Religion Magazine

When Learning to Swim is a Privilege

By Marilyngardner5 @marilyngard

When Learning to Swim is a Privilege
It was mostly toddlers who drowned off the coast of Libya.* Toddlers who had never paddled chubby legs in YMCA pools; who had never learned to hold their breath under water; whose last, terrible moments have to be given into the arms of God - because if not, life could not go on.

I only took swimming lessons for one year while growing up. It was a year when we lived in the United States and every Wednesday Carin Waaramaa, me, and our two little brothers would go to the YMCA on a high hill in Fitchburg, Massachusetts. After an hour of breast stroke and back stroke, of treading water and learning to hold our breath, we would change back into street clothes and watch the ending of Dark Shadows in a television perched high on the wall of a waiting room. Dark Shadows was a no-no at both of our homes, so despite water logged ears, and chlorine-shot eyes we would watch until one of our mothers came to pick us up.

I am still not a good swimmer, because one year is hardly enough to make you water safe, let alone proficient. My lack of comfort with swimming repeated itself in the next generation. Raising my children in Pakistan and the Middle East, we had limited access to pools, and though they all learned to swim, they are hardly proficient.

The opposite is true for my husband. Indeed, he is a strong swimmer. He began as a toddler in Florida and only got better through the years.

"Why don't they just swim to safety?" says someone when I mention the number of refugees who have drowned while trying to reach the safety of land and a new life. I am incredulous and bite back a scathing reply.

Learning to swim is a privilege. In fact, more than half of the world's population cannot swim.** Considering poverty levels and the large populace that live in massive cities around the world, this does not surprise me, nor should it surprise anybody. Knowing how to swim is not a guarantee for all the children and adults of the world. Many will never have the opportunity to learn.

Yet crossing bodies of water is a primary way of escape for refugees caught in untenable situations and circumstances, no longer safe in the places they call home.

The International Organization for Migration approximates that more than 5,000 died last year in attempting to cross bodies of water. Boats, overcrowded because of greedy owners, pile far more people than they should, charging too much for those desperate for safety and willing to pay any price. Even when the boats are not overcrowded, if a large ocean wave pummels refugees overboard, it is unlikely that any can swim to safety.

I know all this, yet still this latest headline has me weeping. Toddlers who should be doing nothing more than learning to play and develop normally are drowned at sea. The atrocity of this sickens me.

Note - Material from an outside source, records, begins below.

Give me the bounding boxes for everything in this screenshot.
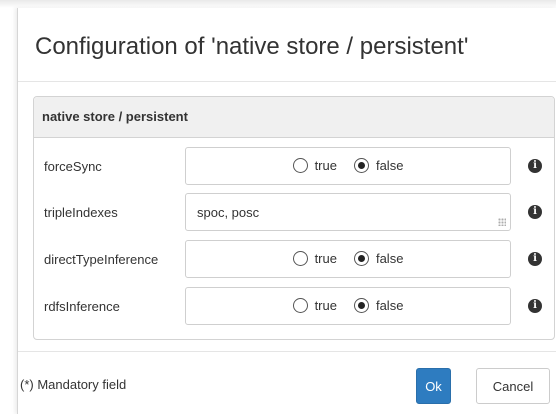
field-label-tripleindexes: tripleIndexes [44, 205, 118, 220]
tripleindexes-textarea[interactable]: spoc, posc [185, 193, 511, 231]
directtypeinference-radio-group: true false [185, 240, 511, 278]
config-panel: native store / persistent forceSync true… [33, 96, 555, 340]
info-icon[interactable]: i [528, 299, 542, 313]
cancel-button[interactable]: Cancel [476, 368, 550, 404]
forcesync-true-radio[interactable] [292, 158, 308, 173]
resize-grip-icon[interactable] [498, 218, 506, 226]
mandatory-field-note: (*) Mandatory field [20, 377, 127, 392]
forcesync-false-radio[interactable] [353, 158, 369, 173]
field-row-tripleindexes: tripleIndexes spoc, posc i [34, 193, 554, 233]
info-icon[interactable]: i [528, 205, 542, 219]
info-icon[interactable]: i [528, 252, 542, 266]
info-icon[interactable]: i [528, 159, 542, 173]
footer-divider [18, 351, 556, 352]
rdfsinference-false-label[interactable]: false [376, 298, 403, 313]
panel-heading: native store / persistent [34, 97, 554, 138]
rdfsinference-true-label[interactable]: true [315, 298, 337, 313]
field-row-forcesync: forceSync true false i [34, 147, 554, 187]
field-row-rdfsinference: rdfsInference true false i [34, 287, 554, 327]
field-label-directtypeinference: directTypeInference [44, 252, 159, 267]
directtypeinference-false-radio[interactable] [353, 251, 369, 266]
backdrop-shade [0, 0, 556, 8]
header-divider [18, 81, 556, 82]
field-label-forcesync: forceSync [44, 159, 102, 174]
field-label-rdfsinference: rdfsInference [44, 299, 120, 314]
rdfsinference-radio-group: true false [185, 287, 511, 325]
rdfsinference-true-radio[interactable] [292, 298, 308, 313]
forcesync-false-label[interactable]: false [376, 158, 403, 173]
directtypeinference-true-label[interactable]: true [315, 251, 337, 266]
forcesync-radio-group: true false [185, 147, 511, 185]
directtypeinference-true-radio[interactable] [292, 251, 308, 266]
forcesync-true-label[interactable]: true [315, 158, 337, 173]
directtypeinference-false-label[interactable]: false [376, 251, 403, 266]
ok-button[interactable]: Ok [416, 368, 451, 404]
field-row-directtypeinference: directTypeInference true false i [34, 240, 554, 280]
tripleindexes-value[interactable]: spoc, posc [197, 205, 259, 220]
rdfsinference-false-radio[interactable] [353, 298, 369, 313]
configuration-dialog: Configuration of 'native store / persist… [17, 8, 556, 414]
dialog-title: Configuration of 'native store / persist… [35, 33, 469, 60]
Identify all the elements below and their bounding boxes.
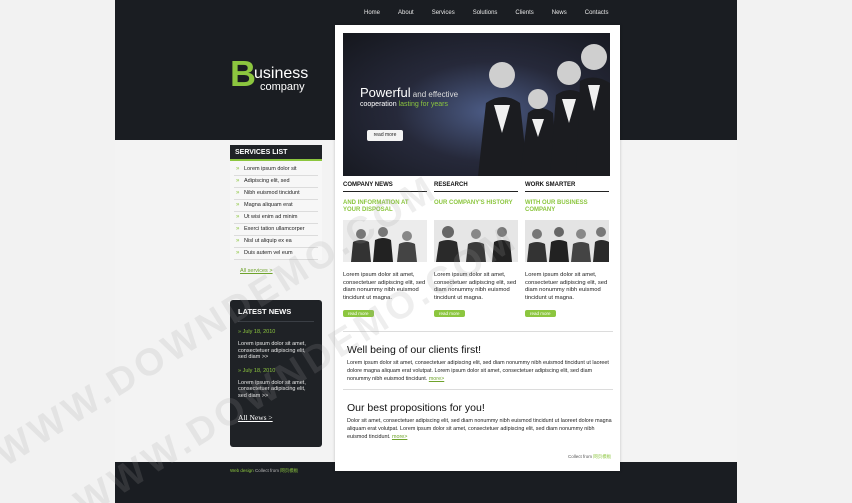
service-item[interactable]: Ut wisi enim ad minim xyxy=(234,212,318,224)
logo[interactable]: B usiness company xyxy=(230,53,330,97)
service-item[interactable]: Lorem ipsum dolor sit xyxy=(234,164,318,176)
service-item[interactable]: Nisl ut aliquip ex ea xyxy=(234,236,318,248)
news-text[interactable]: Lorem ipsum dolor sit amet, consectetuer… xyxy=(238,380,314,400)
credit-collect: Collect from xyxy=(253,468,281,473)
news-date: July 18, 2010 xyxy=(238,368,314,374)
nav-solutions[interactable]: Solutions xyxy=(464,8,507,18)
all-services-link[interactable]: All services > xyxy=(230,260,322,274)
service-item[interactable]: Magna aliquam erat xyxy=(234,200,318,212)
divider xyxy=(343,331,613,332)
read-more-button[interactable]: read more xyxy=(525,310,556,317)
service-item[interactable]: Duis autem vel eum xyxy=(234,248,318,260)
latest-news: LATEST NEWS July 18, 2010 Lorem ipsum do… xyxy=(230,300,322,447)
hero-big: Powerful xyxy=(360,85,411,100)
section-text: Lorem ipsum dolor sit amet, consectetuer… xyxy=(347,359,615,383)
column-work-smarter: WORK SMARTER WITH OUR BUSINESS COMPANY L… xyxy=(525,182,609,320)
logo-subword: company xyxy=(260,81,305,93)
more-link[interactable]: more> xyxy=(429,376,444,382)
hero-sub-b: lasting for years xyxy=(398,101,448,108)
column-subheading: AND INFORMATION AT YOUR DISPOSAL xyxy=(343,200,409,213)
nav-clients[interactable]: Clients xyxy=(506,8,542,18)
news-date: July 18, 2010 xyxy=(238,329,314,335)
clients-first-section: Well being of our clients first! Lorem i… xyxy=(347,344,615,383)
credit-link[interactable]: 网页模板 xyxy=(593,454,611,459)
logo-letter: B xyxy=(230,53,256,94)
propositions-section: Our best propositions for you! Dolor sit… xyxy=(347,402,615,441)
hero-subline: cooperation lasting for years xyxy=(360,101,448,108)
all-news-link[interactable]: All News > xyxy=(238,413,314,422)
service-item[interactable]: Adipiscing elit, sed xyxy=(234,176,318,188)
read-more-button[interactable]: read more xyxy=(343,310,374,317)
hero-people-image xyxy=(478,44,610,176)
services-list: SERVICES LIST Lorem ipsum dolor sit Adip… xyxy=(230,145,322,274)
more-link[interactable]: more> xyxy=(392,434,407,440)
column-photo xyxy=(343,220,427,262)
column-body: Lorem ipsum dolor sit amet, consectetuer… xyxy=(343,272,426,301)
nav-news[interactable]: News xyxy=(543,8,576,18)
nav-contacts[interactable]: Contacts xyxy=(576,8,618,18)
column-heading: RESEARCH xyxy=(434,182,518,192)
footer-credit-right: Collect from 网页模板 xyxy=(568,454,611,460)
divider xyxy=(343,389,613,390)
service-item[interactable]: Nibh euismod tincidunt xyxy=(234,188,318,200)
section-text: Dolor sit amet, consectetuer adipiscing … xyxy=(347,417,615,441)
section-title: Our best propositions for you! xyxy=(347,402,485,414)
news-item: July 18, 2010 Lorem ipsum dolor sit amet… xyxy=(238,329,314,361)
column-research: RESEARCH OUR COMPANY'S HISTORY Lorem ips… xyxy=(434,182,518,320)
column-heading: WORK SMARTER xyxy=(525,182,609,192)
credit-web-design: Web design xyxy=(230,468,254,473)
column-photo xyxy=(434,220,518,262)
news-text[interactable]: Lorem ipsum dolor sit amet, consectetuer… xyxy=(238,341,314,361)
nav-home[interactable]: Home xyxy=(355,8,389,18)
page-canvas: Home About Services Solutions Clients Ne… xyxy=(115,0,737,503)
column-heading: COMPANY NEWS xyxy=(343,182,427,192)
logo-word: usiness xyxy=(254,65,309,82)
hero-read-more-button[interactable]: read more xyxy=(367,130,403,141)
service-item[interactable]: Exerci tation ullamcorper xyxy=(234,224,318,236)
nav-about[interactable]: About xyxy=(389,8,423,18)
hero-headline: Powerful and effective xyxy=(360,85,458,100)
news-title: LATEST NEWS xyxy=(238,307,314,322)
column-photo xyxy=(525,220,609,262)
hero-sub-a: cooperation xyxy=(360,101,399,108)
footer-credit-left: Web design Collect from 网页模板 xyxy=(230,468,298,474)
column-company-news: COMPANY NEWS AND INFORMATION AT YOUR DIS… xyxy=(343,182,427,320)
services-title: SERVICES LIST xyxy=(230,145,322,161)
news-item: July 18, 2010 Lorem ipsum dolor sit amet… xyxy=(238,368,314,400)
section-title: Well being of our clients first! xyxy=(347,344,482,356)
column-subheading: OUR COMPANY'S HISTORY xyxy=(434,200,513,206)
nav-services[interactable]: Services xyxy=(423,8,464,18)
hero-small: and effective xyxy=(410,90,459,99)
column-subheading: WITH OUR BUSINESS COMPANY xyxy=(525,200,588,213)
top-nav: Home About Services Solutions Clients Ne… xyxy=(355,8,617,18)
main-content: Powerful and effective cooperation lasti… xyxy=(335,25,620,471)
credit-link[interactable]: 网页模板 xyxy=(280,468,298,473)
hero-banner: Powerful and effective cooperation lasti… xyxy=(343,33,610,176)
column-body: Lorem ipsum dolor sit amet, consectetuer… xyxy=(434,272,517,301)
column-body: Lorem ipsum dolor sit amet, consectetuer… xyxy=(525,272,608,301)
section-body: Lorem ipsum dolor sit amet, consectetuer… xyxy=(347,360,609,382)
section-body: Dolor sit amet, consectetuer adipiscing … xyxy=(347,418,612,440)
credit-collect: Collect from xyxy=(568,454,594,459)
read-more-button[interactable]: read more xyxy=(434,310,465,317)
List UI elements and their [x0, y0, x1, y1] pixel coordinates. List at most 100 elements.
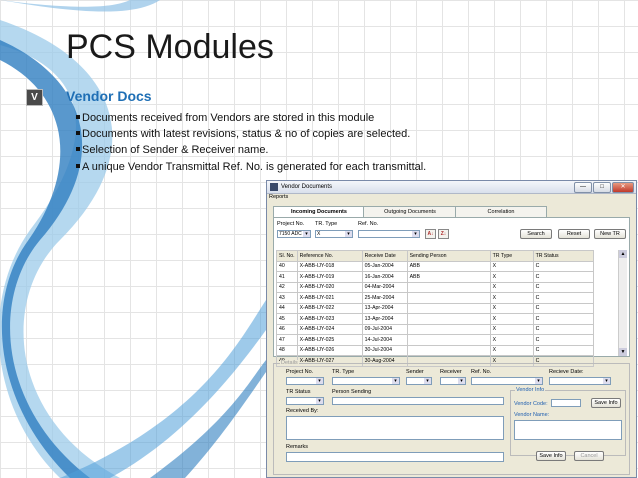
- table-cell: C: [532, 344, 594, 356]
- scroll-down-icon[interactable]: ▼: [619, 348, 627, 356]
- table-cell: X: [489, 313, 534, 325]
- table-row[interactable]: 45 X-ABB-IJY-023 13-Apr-2004 X C: [276, 313, 594, 325]
- search-button[interactable]: Search: [520, 229, 552, 239]
- details-project-label: Project No.: [286, 369, 314, 375]
- chevron-down-icon: ▾: [392, 378, 399, 384]
- column-header[interactable]: Sl. No.: [276, 250, 298, 262]
- table-cell: C: [532, 302, 594, 314]
- table-cell: 40: [276, 260, 298, 272]
- tab-outgoing-documents[interactable]: Outgoing Documents: [363, 206, 457, 217]
- table-cell: X: [489, 271, 534, 283]
- table-row[interactable]: 44 X-ABB-IJY-022 13-Apr-2004 X C: [276, 302, 594, 314]
- new-tr-button[interactable]: New TR: [594, 229, 626, 239]
- sender-label: Sender: [406, 369, 424, 375]
- table-cell: 16-Jan-2004: [361, 271, 408, 283]
- remarks-input[interactable]: [286, 452, 504, 462]
- table-cell: 45: [276, 313, 298, 325]
- sort-descending-button[interactable]: Z↓: [438, 229, 449, 239]
- table-row[interactable]: 46 X-ABB-IJY-024 09-Jul-2004 X C: [276, 323, 594, 335]
- column-header[interactable]: TR Type: [489, 250, 534, 262]
- table-row[interactable]: 41 X-ABB-IJY-019 16-Jan-2004 ABB X C: [276, 271, 594, 283]
- table-row[interactable]: 47 X-ABB-IJY-025 14-Jul-2004 X C: [276, 334, 594, 346]
- table-cell: 14-Jul-2004: [361, 334, 408, 346]
- vendor-name-textarea[interactable]: [514, 420, 622, 440]
- maximize-button[interactable]: □: [593, 182, 611, 193]
- bullet-list: Documents received from Vendors are stor…: [76, 110, 426, 175]
- window-title: Vendor Documents: [281, 184, 333, 190]
- table-cell: X: [489, 260, 534, 272]
- tab-correlation[interactable]: Correlation: [455, 206, 547, 217]
- table-row[interactable]: 43 X-ABB-IJY-021 25-Mar-2004 X C: [276, 292, 594, 304]
- details-legend: Details: [280, 360, 299, 366]
- table-cell: 30-Jul-2004: [361, 344, 408, 356]
- receive-date-picker[interactable]: ▾: [549, 377, 611, 385]
- table-cell: C: [532, 271, 594, 283]
- table-cell: X: [489, 323, 534, 335]
- table-cell: C: [532, 292, 594, 304]
- table-cell: X-ABB-IJY-019: [296, 271, 363, 283]
- table-cell: 04-Mar-2004: [361, 281, 408, 293]
- vendor-info-legend: Vendor Info: [515, 387, 546, 393]
- sender-select[interactable]: ▾: [406, 377, 432, 385]
- table-cell: 13-Apr-2004: [361, 313, 408, 325]
- chevron-down-icon: ▾: [603, 378, 610, 384]
- table-cell: 13-Apr-2004: [361, 302, 408, 314]
- tr-type-select[interactable]: X ▾: [315, 230, 353, 238]
- receiver-select[interactable]: ▾: [440, 377, 466, 385]
- table-cell: [406, 334, 491, 346]
- chevron-down-icon: ▾: [458, 378, 465, 384]
- bullet-square-icon: [76, 115, 80, 119]
- bullet-item: Documents received from Vendors are stor…: [76, 110, 426, 126]
- table-cell: 47: [276, 334, 298, 346]
- section-badge: V: [26, 89, 43, 106]
- details-ref-no-select[interactable]: ▾: [471, 377, 543, 385]
- table-cell: C: [532, 334, 594, 346]
- close-button[interactable]: ✕: [612, 182, 634, 193]
- ref-no-select[interactable]: ▾: [358, 230, 420, 238]
- sort-ascending-button[interactable]: A↓: [425, 229, 436, 239]
- table-cell: X-ABB-IJY-024: [296, 323, 363, 335]
- column-header[interactable]: Receive Date: [361, 250, 408, 262]
- received-by-textarea[interactable]: [286, 416, 504, 440]
- table-row[interactable]: 42 X-ABB-IJY-020 04-Mar-2004 X C: [276, 281, 594, 293]
- table-cell: C: [532, 313, 594, 325]
- save-info-button[interactable]: Save Info: [536, 451, 566, 461]
- column-header[interactable]: Sending Person: [406, 250, 491, 262]
- table-scrollbar[interactable]: ▲ ▼: [618, 250, 627, 356]
- window-titlebar[interactable]: Vendor Documents — □ ✕: [267, 181, 636, 194]
- details-project-select[interactable]: ▾: [286, 377, 324, 385]
- table-cell: 09-Jul-2004: [361, 323, 408, 335]
- tr-status-select[interactable]: ▾: [286, 397, 324, 405]
- reset-button[interactable]: Reset: [558, 229, 590, 239]
- minimize-button[interactable]: —: [574, 182, 592, 193]
- receiver-label: Receiver: [440, 369, 462, 375]
- project-select[interactable]: 7150 ADC ▾: [277, 230, 311, 238]
- details-ref-no-label: Ref. No.: [471, 369, 492, 375]
- column-header[interactable]: Reference No.: [296, 250, 363, 262]
- table-cell: [406, 292, 491, 304]
- app-icon: [270, 183, 278, 191]
- vendor-code-input[interactable]: [551, 399, 581, 407]
- table-cell: X-ABB-IJY-022: [296, 302, 363, 314]
- chevron-down-icon: ▾: [316, 398, 323, 404]
- chevron-down-icon: ▾: [535, 378, 542, 384]
- table-cell: X: [489, 292, 534, 304]
- documents-table: Sl. No. Reference No. Receive Date Sendi…: [276, 250, 594, 367]
- bullet-square-icon: [76, 147, 80, 152]
- person-sending-input[interactable]: [332, 397, 504, 405]
- table-row[interactable]: 48 X-ABB-IJY-026 30-Jul-2004 X C: [276, 344, 594, 356]
- details-tr-type-select[interactable]: ▾: [332, 377, 400, 385]
- table-cell: 43: [276, 292, 298, 304]
- save-info-vendor-button[interactable]: Save Info: [591, 398, 621, 408]
- menu-reports[interactable]: Reports: [269, 194, 288, 200]
- cancel-button[interactable]: Cancel: [574, 451, 604, 461]
- received-by-label: Received By:: [286, 408, 319, 414]
- column-header[interactable]: TR Status: [532, 250, 594, 262]
- table-header-row: Sl. No. Reference No. Receive Date Sendi…: [276, 250, 594, 262]
- table-cell: C: [532, 260, 594, 272]
- table-cell: [406, 323, 491, 335]
- scroll-up-icon[interactable]: ▲: [619, 250, 627, 258]
- chevron-down-icon: ▾: [424, 378, 431, 384]
- vendor-documents-window: Vendor Documents — □ ✕ Reports Incoming …: [266, 180, 637, 478]
- table-row[interactable]: 40 X-ABB-IJY-018 05-Jan-2004 ABB X C: [276, 260, 594, 272]
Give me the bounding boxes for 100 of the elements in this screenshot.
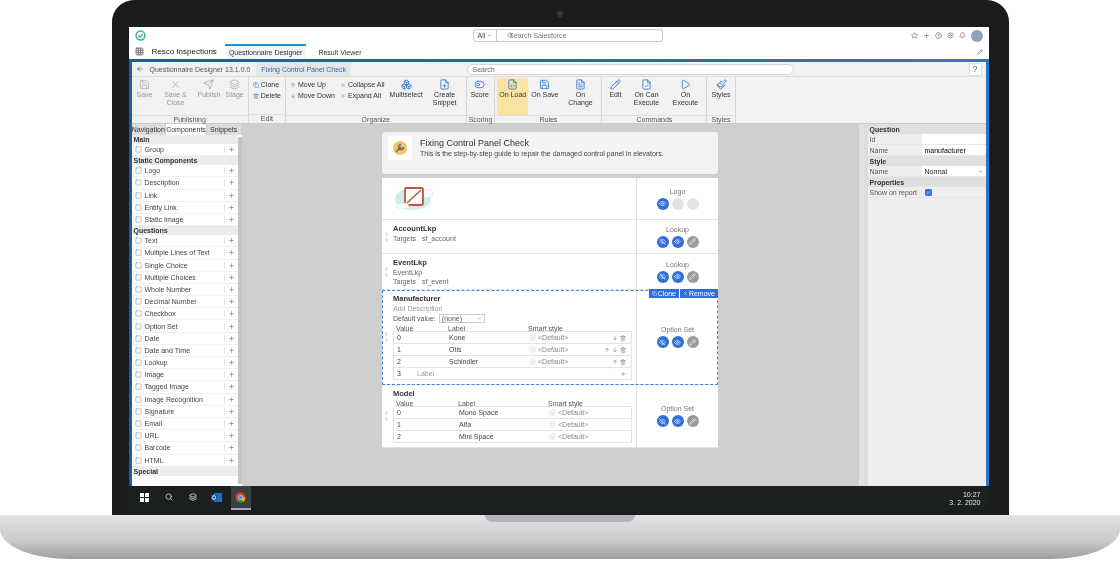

Two years ago my friend Farhan reached out to me. I met Farhan at a Yezidi refugee camp in Turkey. Farhan is married with two little boys. He is a gifted linguist and translator, trained and used by the U.S. Army. There was no future where he was, and he was desperate to leave Turkey. Through a United Nations connection in Ankara, we were able to help him get registered. When the date came for his first interview, we gasped in dismay. The date was for 2022 - 7 years from the date at the time. So Farhan took matters into his own hands. He found a boat that would take him and his family to Europe. He arrived safely and is now settled in Germany. Farhan' family did not end up a headline, but many are not so lucky.

There are many things in our world that are privileges, not rights. When we read the headlines through eyes and lives of privilege, we forget this and we grow blind to the suffering of others. So as I pray for those moms who lost their toddlers at sea, I voice another prayer.

May God heal the eye sight of those of us who live in privilege and safety, and may we see the world with clearer vision. Only then can we pray with more wisdom and greater passion.